Colour accuracy is good overall with an average delta E of 1.77 being fine, and the maximum of 3.37 is very low too. Gamma, however, was somewhat off the mark at 1.8 measured. You can improve this a bit with the black tuner, though. Also, the better than usual contrast ratio keeps things from looking too washed out.
The MSI MPG27CQ rounds out our testing with another solid set of results on the uniformity front. The variation in colour and luminosity is well controlled, and subjectively you’ll be hard pressed to notice much. We also didn’t notice any backlight bleed.
Our static set of test images looked pretty good, and we didn’t find general usage to be negatively or positively affected by the subtle curvature. Once accustomed to it, you’ll probably stop noticing it until a friend or colleague comments on it.
While we’ve already commented that the RGB gubbins don’t add much to to the gaming experience, it is nonetheless a great joy here, especially if you’re able to pump out high frame rates to match the 144Hz refresh rate. The combination of this plus FreeSync is just lovely – you’ll notice it immediately if coming from a traditional, fixed refresh rate 60Hz panel. The 27” 1440p panel provides excellent sharpness too, and we never found the curvature to be a distraction. Pleasingly, ghosting was not obvious even on contrasting moving edges, and we never felt a need to tweak the overdrive settings to compensate.
The price tag here of just over £500 plants the MSI Optix MPG27CQ in premium territory, but it isn’t unreasonable given what you get: a high quality VA panel with low response times, minimum ghosting, and, for the most part, great to excellent image quality. The high refresh rate is great given that you also get FreeSync
, although it would be nice if MSI had implemented low framerate compensation too. Update 18/05/2018: We had a miscommunication with MSI, and it has now been in touch to confirm that LFC is indeed supported. It is also looking to get an entry for this monitor placed into AMD's otherwise comprehensive list of FreeSync monitors. Other bonuses include the easy-to-use joystick and menu, dual USB 3.0 hubs, and of course the RGB lighting, which although we didn’t get much use out of is very easy to set up, looks surprisingly good, and is easily disabled. Add to that a wealth of adjustments and you have a pretty great screen overall.

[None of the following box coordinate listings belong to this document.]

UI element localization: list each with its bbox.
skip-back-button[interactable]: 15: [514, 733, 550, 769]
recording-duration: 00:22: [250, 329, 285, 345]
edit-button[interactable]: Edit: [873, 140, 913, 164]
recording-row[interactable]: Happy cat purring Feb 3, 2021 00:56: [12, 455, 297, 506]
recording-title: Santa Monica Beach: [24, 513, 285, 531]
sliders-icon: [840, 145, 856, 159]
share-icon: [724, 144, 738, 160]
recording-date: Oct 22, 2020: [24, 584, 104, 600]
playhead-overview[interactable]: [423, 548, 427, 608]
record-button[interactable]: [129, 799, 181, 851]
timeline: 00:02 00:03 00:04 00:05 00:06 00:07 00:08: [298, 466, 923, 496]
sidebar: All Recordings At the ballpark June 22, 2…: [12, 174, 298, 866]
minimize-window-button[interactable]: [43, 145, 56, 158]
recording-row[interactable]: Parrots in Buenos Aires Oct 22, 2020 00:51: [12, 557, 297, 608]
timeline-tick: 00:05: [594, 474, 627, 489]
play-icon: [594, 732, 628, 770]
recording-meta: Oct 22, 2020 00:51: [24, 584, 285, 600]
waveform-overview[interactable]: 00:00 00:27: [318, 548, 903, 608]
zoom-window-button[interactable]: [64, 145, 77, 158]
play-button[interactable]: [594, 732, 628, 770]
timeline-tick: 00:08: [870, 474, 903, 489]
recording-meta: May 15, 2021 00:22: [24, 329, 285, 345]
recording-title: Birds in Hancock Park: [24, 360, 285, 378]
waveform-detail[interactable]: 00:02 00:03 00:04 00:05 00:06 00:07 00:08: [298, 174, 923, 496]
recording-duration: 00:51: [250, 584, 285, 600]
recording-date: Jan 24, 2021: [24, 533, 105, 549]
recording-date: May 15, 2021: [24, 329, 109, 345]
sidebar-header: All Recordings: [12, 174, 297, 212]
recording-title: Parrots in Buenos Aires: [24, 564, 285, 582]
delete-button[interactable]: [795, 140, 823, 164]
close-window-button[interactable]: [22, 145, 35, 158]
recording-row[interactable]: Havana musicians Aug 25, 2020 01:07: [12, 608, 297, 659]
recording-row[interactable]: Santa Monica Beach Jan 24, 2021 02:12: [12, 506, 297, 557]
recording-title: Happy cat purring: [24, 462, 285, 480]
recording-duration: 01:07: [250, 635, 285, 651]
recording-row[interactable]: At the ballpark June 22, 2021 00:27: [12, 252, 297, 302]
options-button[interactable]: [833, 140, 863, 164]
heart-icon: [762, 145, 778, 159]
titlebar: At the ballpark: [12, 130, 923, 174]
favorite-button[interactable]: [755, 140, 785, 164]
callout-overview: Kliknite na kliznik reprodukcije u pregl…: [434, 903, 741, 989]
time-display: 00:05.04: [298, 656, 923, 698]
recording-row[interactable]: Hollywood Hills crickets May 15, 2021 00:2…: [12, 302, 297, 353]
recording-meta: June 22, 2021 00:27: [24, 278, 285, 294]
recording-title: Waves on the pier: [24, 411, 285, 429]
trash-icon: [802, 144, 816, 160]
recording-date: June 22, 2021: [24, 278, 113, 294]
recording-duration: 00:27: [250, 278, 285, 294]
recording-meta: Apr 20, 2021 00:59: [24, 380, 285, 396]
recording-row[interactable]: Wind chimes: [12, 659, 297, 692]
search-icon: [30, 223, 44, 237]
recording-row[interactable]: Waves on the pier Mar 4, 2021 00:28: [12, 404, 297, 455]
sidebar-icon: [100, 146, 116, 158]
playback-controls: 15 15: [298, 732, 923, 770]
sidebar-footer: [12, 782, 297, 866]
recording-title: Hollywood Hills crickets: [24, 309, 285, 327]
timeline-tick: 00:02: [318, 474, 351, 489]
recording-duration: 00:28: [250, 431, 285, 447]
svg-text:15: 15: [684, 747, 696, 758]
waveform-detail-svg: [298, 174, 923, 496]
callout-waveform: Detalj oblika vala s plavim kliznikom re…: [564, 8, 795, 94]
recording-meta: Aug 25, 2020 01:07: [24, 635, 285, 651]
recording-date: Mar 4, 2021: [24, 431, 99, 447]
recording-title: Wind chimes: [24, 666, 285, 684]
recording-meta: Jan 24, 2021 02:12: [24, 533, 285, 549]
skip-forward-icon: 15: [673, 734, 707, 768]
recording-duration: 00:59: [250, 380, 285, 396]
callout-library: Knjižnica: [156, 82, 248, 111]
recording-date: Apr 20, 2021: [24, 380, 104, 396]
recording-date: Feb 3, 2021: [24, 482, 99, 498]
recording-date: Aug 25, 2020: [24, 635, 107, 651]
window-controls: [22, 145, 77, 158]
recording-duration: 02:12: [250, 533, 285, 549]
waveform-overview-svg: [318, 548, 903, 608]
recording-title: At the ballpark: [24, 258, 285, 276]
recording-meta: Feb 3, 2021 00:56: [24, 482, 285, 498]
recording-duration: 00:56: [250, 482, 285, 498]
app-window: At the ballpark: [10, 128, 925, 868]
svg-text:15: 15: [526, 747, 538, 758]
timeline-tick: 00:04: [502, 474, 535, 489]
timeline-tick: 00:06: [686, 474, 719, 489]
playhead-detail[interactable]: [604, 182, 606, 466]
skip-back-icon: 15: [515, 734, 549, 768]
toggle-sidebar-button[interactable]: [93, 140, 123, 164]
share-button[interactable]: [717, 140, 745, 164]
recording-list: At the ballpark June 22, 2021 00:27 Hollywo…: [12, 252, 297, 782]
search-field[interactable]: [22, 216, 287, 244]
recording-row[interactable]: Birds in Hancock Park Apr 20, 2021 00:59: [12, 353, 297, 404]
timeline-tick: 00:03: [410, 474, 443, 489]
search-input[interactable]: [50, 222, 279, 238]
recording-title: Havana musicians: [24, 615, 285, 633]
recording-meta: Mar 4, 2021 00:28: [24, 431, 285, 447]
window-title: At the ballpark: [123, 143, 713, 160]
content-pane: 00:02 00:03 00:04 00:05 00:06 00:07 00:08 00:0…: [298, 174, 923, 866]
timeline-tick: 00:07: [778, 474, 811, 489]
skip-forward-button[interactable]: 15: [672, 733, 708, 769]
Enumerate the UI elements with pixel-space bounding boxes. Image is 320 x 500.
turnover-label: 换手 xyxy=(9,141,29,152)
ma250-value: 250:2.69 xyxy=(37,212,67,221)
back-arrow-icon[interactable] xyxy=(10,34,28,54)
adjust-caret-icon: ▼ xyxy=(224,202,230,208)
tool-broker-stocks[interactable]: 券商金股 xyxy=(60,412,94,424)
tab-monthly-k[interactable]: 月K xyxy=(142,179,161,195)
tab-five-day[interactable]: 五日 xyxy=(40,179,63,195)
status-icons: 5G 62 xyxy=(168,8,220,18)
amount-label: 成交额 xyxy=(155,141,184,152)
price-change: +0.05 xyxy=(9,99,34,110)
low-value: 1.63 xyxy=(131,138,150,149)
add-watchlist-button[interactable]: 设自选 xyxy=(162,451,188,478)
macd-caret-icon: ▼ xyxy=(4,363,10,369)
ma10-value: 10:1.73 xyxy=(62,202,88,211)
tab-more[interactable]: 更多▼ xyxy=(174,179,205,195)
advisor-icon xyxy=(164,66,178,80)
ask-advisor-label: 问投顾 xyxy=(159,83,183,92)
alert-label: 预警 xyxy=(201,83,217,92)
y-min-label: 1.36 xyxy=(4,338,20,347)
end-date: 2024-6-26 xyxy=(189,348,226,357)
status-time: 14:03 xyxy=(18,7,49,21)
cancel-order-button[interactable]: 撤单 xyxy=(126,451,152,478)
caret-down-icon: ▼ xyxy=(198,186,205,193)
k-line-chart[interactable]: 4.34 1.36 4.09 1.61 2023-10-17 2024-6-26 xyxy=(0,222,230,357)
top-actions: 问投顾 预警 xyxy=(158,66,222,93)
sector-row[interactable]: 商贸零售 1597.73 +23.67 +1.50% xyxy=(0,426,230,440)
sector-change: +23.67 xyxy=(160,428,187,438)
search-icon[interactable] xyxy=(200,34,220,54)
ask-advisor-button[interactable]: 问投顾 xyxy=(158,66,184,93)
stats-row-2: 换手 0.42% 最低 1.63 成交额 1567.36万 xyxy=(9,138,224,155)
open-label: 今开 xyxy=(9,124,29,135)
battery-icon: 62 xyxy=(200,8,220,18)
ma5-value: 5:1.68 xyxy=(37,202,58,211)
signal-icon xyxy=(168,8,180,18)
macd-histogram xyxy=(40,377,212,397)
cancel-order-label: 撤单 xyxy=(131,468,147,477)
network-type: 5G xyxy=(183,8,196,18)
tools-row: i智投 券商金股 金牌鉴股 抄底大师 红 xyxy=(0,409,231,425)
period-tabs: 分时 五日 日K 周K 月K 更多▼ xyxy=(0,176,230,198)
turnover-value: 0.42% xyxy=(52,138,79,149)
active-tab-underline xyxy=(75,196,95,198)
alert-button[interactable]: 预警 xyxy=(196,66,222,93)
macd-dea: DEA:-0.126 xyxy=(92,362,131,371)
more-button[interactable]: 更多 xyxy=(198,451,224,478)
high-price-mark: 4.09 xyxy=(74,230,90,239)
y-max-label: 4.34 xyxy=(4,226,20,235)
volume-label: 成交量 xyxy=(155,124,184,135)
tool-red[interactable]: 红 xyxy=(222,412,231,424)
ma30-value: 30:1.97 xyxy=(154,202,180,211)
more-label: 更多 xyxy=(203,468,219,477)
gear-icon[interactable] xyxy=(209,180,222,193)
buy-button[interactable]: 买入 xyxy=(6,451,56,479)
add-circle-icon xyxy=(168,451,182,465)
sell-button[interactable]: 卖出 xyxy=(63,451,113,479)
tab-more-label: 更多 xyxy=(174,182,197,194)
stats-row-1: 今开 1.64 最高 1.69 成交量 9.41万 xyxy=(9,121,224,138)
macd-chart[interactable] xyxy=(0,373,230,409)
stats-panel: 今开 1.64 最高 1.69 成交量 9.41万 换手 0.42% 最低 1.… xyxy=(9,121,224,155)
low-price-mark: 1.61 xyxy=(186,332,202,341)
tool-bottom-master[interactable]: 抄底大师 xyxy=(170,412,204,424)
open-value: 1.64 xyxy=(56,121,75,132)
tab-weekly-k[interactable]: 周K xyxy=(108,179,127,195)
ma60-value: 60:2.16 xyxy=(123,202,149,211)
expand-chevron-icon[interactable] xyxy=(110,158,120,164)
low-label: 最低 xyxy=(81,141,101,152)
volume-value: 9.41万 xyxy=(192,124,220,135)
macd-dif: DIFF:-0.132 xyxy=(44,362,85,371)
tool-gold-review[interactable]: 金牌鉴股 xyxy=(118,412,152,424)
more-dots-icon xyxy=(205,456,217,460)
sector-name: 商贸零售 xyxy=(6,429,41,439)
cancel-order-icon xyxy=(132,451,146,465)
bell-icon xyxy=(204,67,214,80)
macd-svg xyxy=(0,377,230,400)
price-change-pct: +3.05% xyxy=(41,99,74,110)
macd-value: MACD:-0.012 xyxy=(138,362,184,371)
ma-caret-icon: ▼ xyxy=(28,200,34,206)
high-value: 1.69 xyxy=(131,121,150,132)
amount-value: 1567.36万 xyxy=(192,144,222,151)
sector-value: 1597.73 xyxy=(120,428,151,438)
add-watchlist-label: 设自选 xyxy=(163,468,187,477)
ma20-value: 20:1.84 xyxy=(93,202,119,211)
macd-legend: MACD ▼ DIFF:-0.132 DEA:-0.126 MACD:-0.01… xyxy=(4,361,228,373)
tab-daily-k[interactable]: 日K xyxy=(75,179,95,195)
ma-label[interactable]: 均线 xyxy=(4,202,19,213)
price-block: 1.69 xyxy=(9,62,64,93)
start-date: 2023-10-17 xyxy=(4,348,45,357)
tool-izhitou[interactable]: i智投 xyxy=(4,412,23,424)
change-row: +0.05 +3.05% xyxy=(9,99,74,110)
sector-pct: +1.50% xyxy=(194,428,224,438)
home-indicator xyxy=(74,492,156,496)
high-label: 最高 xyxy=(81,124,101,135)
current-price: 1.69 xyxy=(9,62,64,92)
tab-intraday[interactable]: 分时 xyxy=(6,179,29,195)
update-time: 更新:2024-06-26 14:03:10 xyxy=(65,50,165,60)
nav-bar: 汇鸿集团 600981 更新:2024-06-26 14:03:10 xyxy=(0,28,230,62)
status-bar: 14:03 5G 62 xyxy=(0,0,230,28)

While both the curve and the RGB lighting will largely come down to taste and preference, thankfully the monitor doesn’t lean too heavily on either one. It’s clearly designed with gamers in mind, and in that realm it definitely excels. You also won’t find comparable G-Sync screens for anywhere near this price. As such, it’s an easy candidate for our Recommended badge – if you’re dying for something to upgrade a 1080p panel and can’t wait until HDR is more widely available, then this is a fine choice.